There is evidence that this is already happening, for example, in the form of a conversation among the journal correspondence pages following the publication of their Lancet Rheumatology paper.
‘Break their biases’
Mehta explained the details and implications of the correspondence that occurred in the wake of their publication.
“We cited a study that had shown parity between Black and white patients in terms of GCA incidence,” she said.
A group of U.K. researchers responded, critiquing the methods and findings of the study that had been cited.
“As it happened, the authors of the original study published a reanalysis of their data that robustly confirmed the original findings,” Mehta said. “In short, the concerns about that study were abrogated. It was useful to have that discussion at that time.”

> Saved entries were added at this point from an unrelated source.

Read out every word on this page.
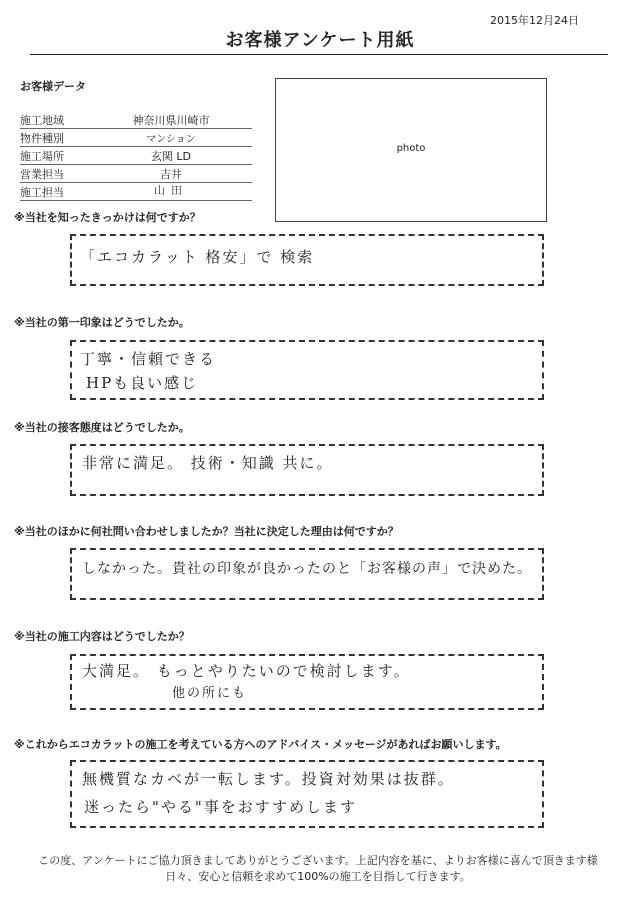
2015年12月24日
お客様アンケート用紙
お客様データ
施工地域	神奈川県川崎市
物件種別	マンション
施工場所	玄関 LD
営業担当	吉井
施工担当	山田
photo
※当社を知ったきっかけは何ですか？
「エコカラット 格安」で 検索
※当社の第一印象はどうでしたか。
丁寧・信頼できる
HPも良い感じ
※当社の接客態度はどうでしたか。
非常に満足。 技術・知識 共に。
※当社のほかに何社問い合わせしましたか？当社に決定した理由は何ですか？
しなかった。貴社の印象が良かったのと「お客様の声」で決めた。
※当社の施工内容はどうでしたか？
大満足。 もっとやりたいので検討します。
他の所にも
※これからエコカラットの施工を考えている方へのアドバイス・メッセージがあればお願いします。
無機質なカベが一転します。投資対効果は抜群。
迷ったら"やる"事をおすすめします
この度、アンケートにご協力頂きましてありがとうございます。上記内容を基に、よりお客様に喜んで頂きます様
日々、安心と信頼を求めて100%の施工を目指して行きます。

The researchers understand that GCA is a disease that impacts relatively few patients worldwide. The reach of an exchange on the topic in the medical literature, accordingly, may not extend so far.
“Ongoing education is very important to raise awareness not just about GCA but about these kinds of disparities in medicine overall,” Mehta said.
She additionally stressed that although GCA can be notoriously difficult to diagnose and manage, the message from the group is comparatively simple.
“Clinicians who are managing a patient with suspected GCA should weigh the signs, symptoms and lab markers, and not skin color, when making their diagnosis,” Mehta said.
Looking ahead, Mehta urged rheumatologists and other providers to follow a “race-agnostic” diagnostic and treatment paradigm.
“We hope to join a larger zeitgeist of research groups and individuals looking at disparities in health care,” she said. “We hope that our letter and this exchange regarding GCA will encourage other rheumatologists to look at their particular area of focus with a different lens and break their biases with the hope of normalizing race-agnostic diagnostic and treatment algorithms.”
References:
Gill T, et al. Lancet Rheumatol. 2023;doi:10.1016/S2665-9913(23)00068-1.